Chief executives of the Fairfax Country government have about as much security as Charley Finley's managers for the Oakland A's.
Leonard L. Whorton, who was forced to quit by a dissatisfied majority on the Board of Supervisors last week, lasted a little more than two years. His predecessor, Robert W. Wilson, quit the job after three years when an election eliminated the comfortable liberal majority on the board with which he had a close relationship. Wilson's predecessor George I. Kelley Jr., served for about a year before angrily resigning during a public session of the board.
There is one remarkable exception to the short-times - Carlton C. Massey, who was named Fairfax's first chief executive in 1952 and continued in the position for 19 years.
Massey survived everything - even zoning scandals that touched the Board of Supervisors, but not him. So unchallenged was this Virginia gentleman, that when the county government moved into a new headquarters in 1969, the 12-story tower was christened the Massey Building.
The abrupt transition from the enduring Massey to his short-time successors occurred during some far-reaching changes in the Fairfax government. There seems to be a connection.
In Massey's day, the government was a relatively uncomplicated mechanism geared primarily to providing basic services (fire, police, sewer). When a supervisor wanted something done, he or she generally went directly to the appropriate department head - a practice Massey himself encouraged.
With such as arrangement, the county executive was not a lightning rod for thunderbolts hurled by supervisors when something went wrong.
Under the next county executive, Kelley, all that changed. The small, separate, departmental "fiefdoms and kingdoms" (his phrase) began to be subordinated under his office. When the supervisors wanted something, they went through Kelley first. When the departments churned out proposals, they were issued through Kelley.
The government began to grow phenomacally, but management-expert Kelley kept control of it.
Ironically, as the bureaucrasy was organised more tighly under Kelley, the supervisors acquires more overall authority because their reins were now attached to age horse.
In 1972, it appeared at times as if the horse were going in exactly the opposite direction it was being guided. While the board was trying to clamp more controls on growth, Kelley was presenting scenarios showing that more growth meant less costly public services. There were also differences over Metro: Kelley opposed takeover of the private Northern Virginia bus system while then board member Herbert E. Harris II and most of the other supervisors advocated it.
Kelley's undoing was his visit to Capitol Hill to oppose the bus system takeover.
The supervisors, having grown accustomed to pulling the reins while Kelley was executive, decided that they needed one who raced as fast but responded to direction.
The person they settled on was Robert W. Wilson, a Kelley protege whose low-key demeanor camouflaged his activist philosophy. In tune with the liberal majority, he was able to create a myriad of new programs and offices.
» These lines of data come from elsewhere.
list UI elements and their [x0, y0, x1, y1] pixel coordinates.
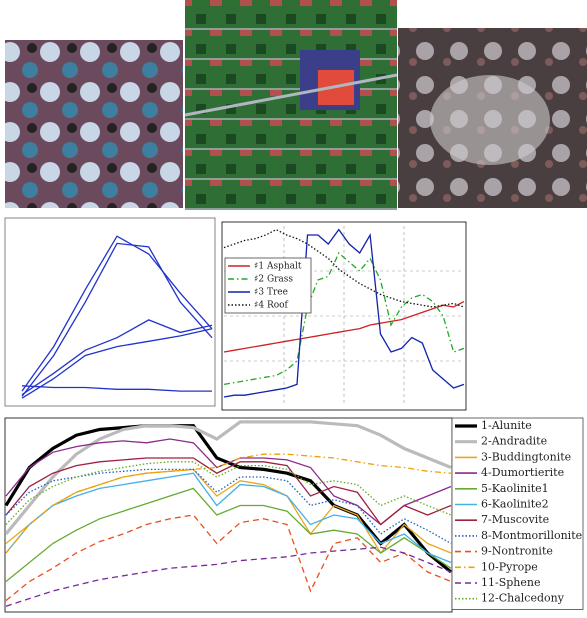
figure: ♯1 Asphalt ♯2 Grass ♯3 Tree ♯4 Roof 1-Alunit…	[0, 0, 587, 618]
legend-label: 4-Dumortierite	[481, 466, 564, 479]
data-line	[22, 320, 212, 395]
legend-label: 2-Andradite	[481, 435, 547, 448]
legend-label: 12-Chalcedony	[481, 592, 565, 605]
legend-label: ♯1 Asphalt	[254, 262, 302, 272]
legend-label: 3-Buddingtonite	[481, 450, 571, 463]
legend-label: 9-Nontronite	[481, 545, 553, 558]
legend-label: ♯4 Roof	[254, 301, 289, 311]
legend-label: 6-Kaolinite2	[481, 498, 549, 511]
data-line	[22, 386, 212, 391]
legend-label: 7-Muscovite	[481, 513, 549, 526]
legend-label: 5-Kaolinite1	[481, 482, 549, 495]
legend-label: ♯2 Grass	[254, 275, 293, 285]
image-1	[5, 40, 183, 208]
legend-label: 1-Alunite	[481, 419, 532, 432]
image-2	[185, 0, 397, 210]
legend-label: 11-Sphene	[481, 576, 540, 589]
data-line	[22, 236, 212, 391]
data-line	[22, 243, 212, 396]
image-3	[398, 28, 587, 208]
legend-label: 8-Montmorillonite	[481, 529, 582, 542]
legend-label: 10-Pyrope	[481, 560, 538, 573]
legend-label: ♯3 Tree	[254, 288, 288, 298]
page: {"chart_data":[ {"type":"line","ylim":[0…	[0, 0, 587, 618]
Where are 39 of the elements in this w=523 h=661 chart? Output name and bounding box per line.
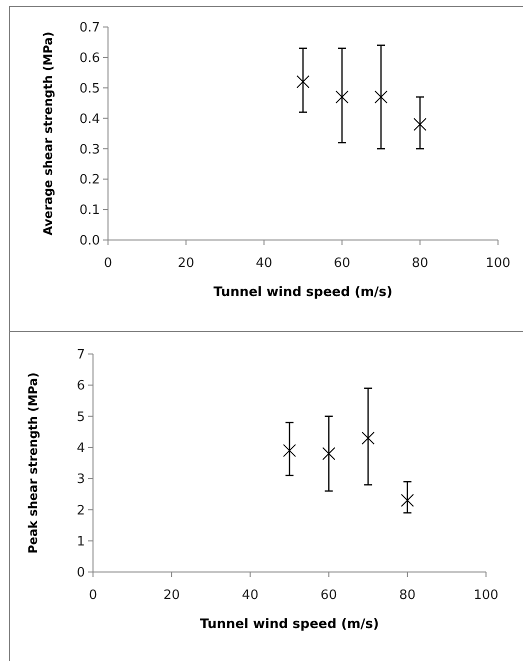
point (362, 432, 375, 445)
y-axis-title: Peak shear strength (MPa) (26, 372, 40, 554)
y-tick-label: 0.0 (79, 234, 100, 249)
point (283, 444, 296, 458)
y-tick-label: 1 (76, 534, 85, 550)
y-tick-label: 2 (76, 503, 85, 518)
x-tick-label: 40 (242, 588, 258, 603)
y-tick-label: 5 (76, 410, 85, 425)
y-tick-label: 0.2 (79, 172, 100, 188)
x-tick-label: 20 (163, 588, 180, 603)
x-tick-label: 80 (412, 256, 428, 271)
x-tick-label: 100 (474, 588, 498, 603)
y-tick-label: 4 (76, 440, 85, 456)
x-axis-title: Tunnel wind speed (m/s) (200, 617, 379, 632)
y-tick-label: 0.7 (79, 20, 100, 36)
y-tick-label: 3 (76, 472, 85, 488)
point (296, 75, 310, 88)
y-tick-label: 7 (76, 348, 85, 363)
point (414, 118, 426, 131)
point (374, 90, 388, 104)
point (400, 494, 414, 507)
y-tick-label: 0.6 (79, 50, 100, 66)
x-tick-label: 0 (104, 256, 112, 271)
y-tick-label: 6 (76, 378, 85, 394)
x-tick-label: 40 (256, 256, 272, 271)
x-tick-label: 60 (334, 256, 350, 271)
point (336, 90, 348, 104)
y-axis-title: Average shear strength (MPa) (41, 32, 55, 236)
x-tick-label: 60 (320, 588, 338, 603)
point (322, 447, 336, 460)
y-tick-label: 0.5 (79, 81, 100, 96)
x-tick-label: 20 (178, 256, 194, 271)
y-tick-label: 0.3 (79, 142, 100, 158)
x-tick-label: 80 (399, 588, 416, 603)
y-tick-label: 0 (76, 566, 85, 581)
x-tick-label: 100 (486, 256, 510, 271)
x-axis-title: Tunnel wind speed (m/s) (214, 285, 392, 300)
y-tick-label: 0.1 (79, 203, 100, 218)
y-tick-label: 0.4 (79, 112, 100, 127)
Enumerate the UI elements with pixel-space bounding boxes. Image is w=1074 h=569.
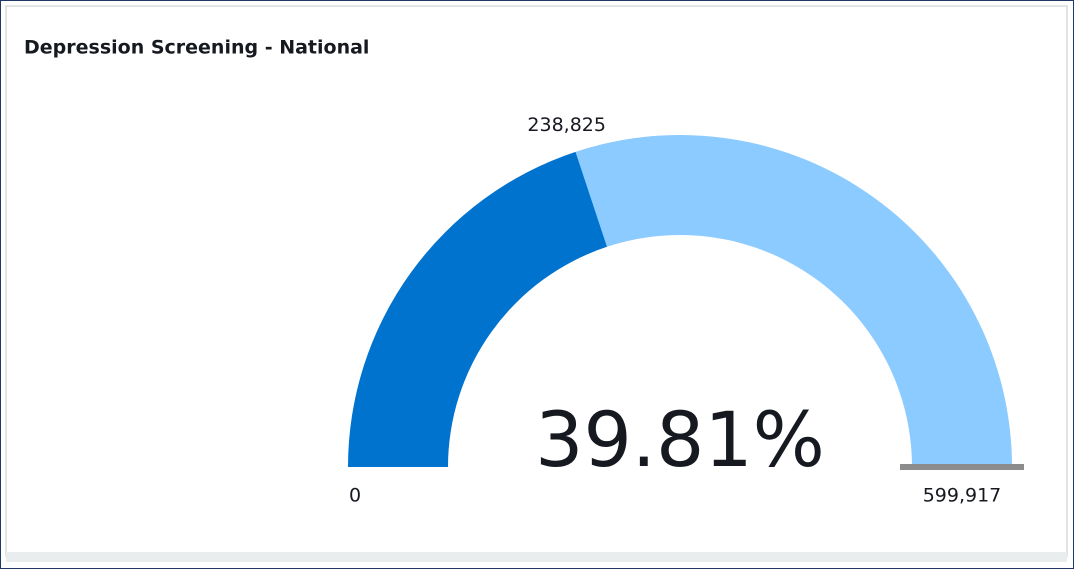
percent-label: 39.81% [535, 395, 825, 484]
gauge-fill [348, 151, 607, 467]
value-label: 238,825 [527, 114, 606, 136]
tick-label: 599,917 [923, 485, 1002, 507]
tick-label: 0 [349, 485, 361, 507]
chart-title: Depression Screening - National [24, 37, 369, 59]
gauge-track [575, 134, 1012, 467]
card-footer [6, 552, 1067, 562]
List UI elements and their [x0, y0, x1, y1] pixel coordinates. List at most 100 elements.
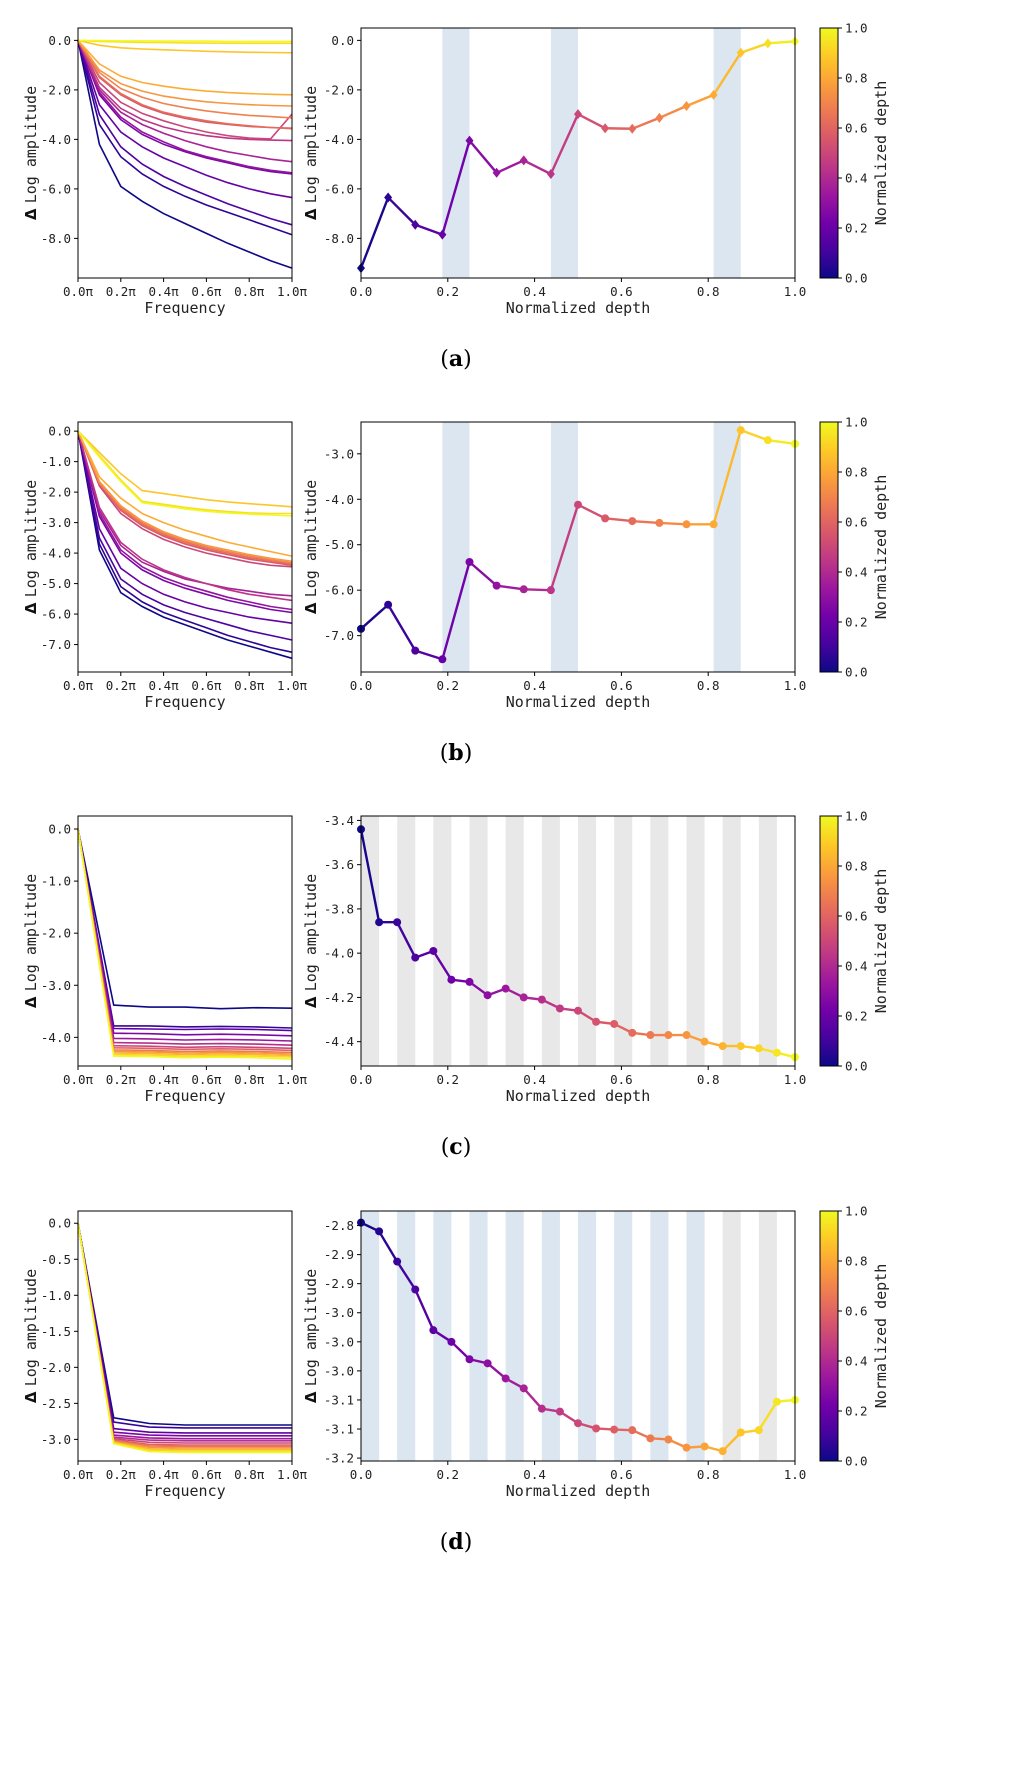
- y-axis-label: Δ Log amplitude: [302, 1269, 320, 1403]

No one will ever know how Wilson would have meshed with the board that came to power in 1976. He resigned a month after the election.
In a sense, the board that was inaugurated in 1976 was more conservative than its predecessor. But as Supervisor Joseph Alexander (D-Lee) and others have remarked, the majority is a floating one. For example, Supervisor Marie B. Travesky, a Republican representing Springfield, often is aligned with some of the more liberal members.
It fell to Leonard Whorton to try to please this continuously reshaping majority. That was handicap enough. But Whorton was also an outsider, unfamiliar with nuances that can take years to recognize. A Carlton Massey would never have committed some of Whorton's gaffes (for example, preparing an analysis that, some supervisors felt, undercut the drive in the last session of the General Assembly to get a sales tax increase to aid county funding of Metro).
In addition to these problems, Whorton was trying to manage a bureaucracy that was far more complicated than any that existed in Massey's days. The government was no longer just a provider of basic services. It was now heavily involved in programs that are grouped under the label "human resources" - where expectations are high but progress is not always easy to measure.
Where land use once was the only burning issue, now there were a host of urgent problems: water supply, affirmative-action hiring, mounting taxpayer resentment (over assessments and location of group homes and subsidized housing, among other things) and a tax structure that wasn't flexible enough to deal with all county expenses.
All of these problems came to rest in Whorton's office. But while county executives since Kelley have acquired more direct responsibility, it is unclear how much additional power they have acquired to cope with the mounting burdens. The county executive is still appointed by the supervisors and serves at their pleasure.
In suburban Maryland, the county executives of Montgomery and Prince George's counties are elected and therefore can challenge their County Councils - though this system can lead to destructive impasses, as it has in Montgomery.
In choosing a replacment for Whorton, the supervisors probably will look closer to home, although considering the hazards of the job, there is not likely to be a large field of applicants.
If county executives continue to come and go, the supervisors, who are extremely careful about cultivating the image of their county, may have to examine their expectations - and that could be a painful exercise.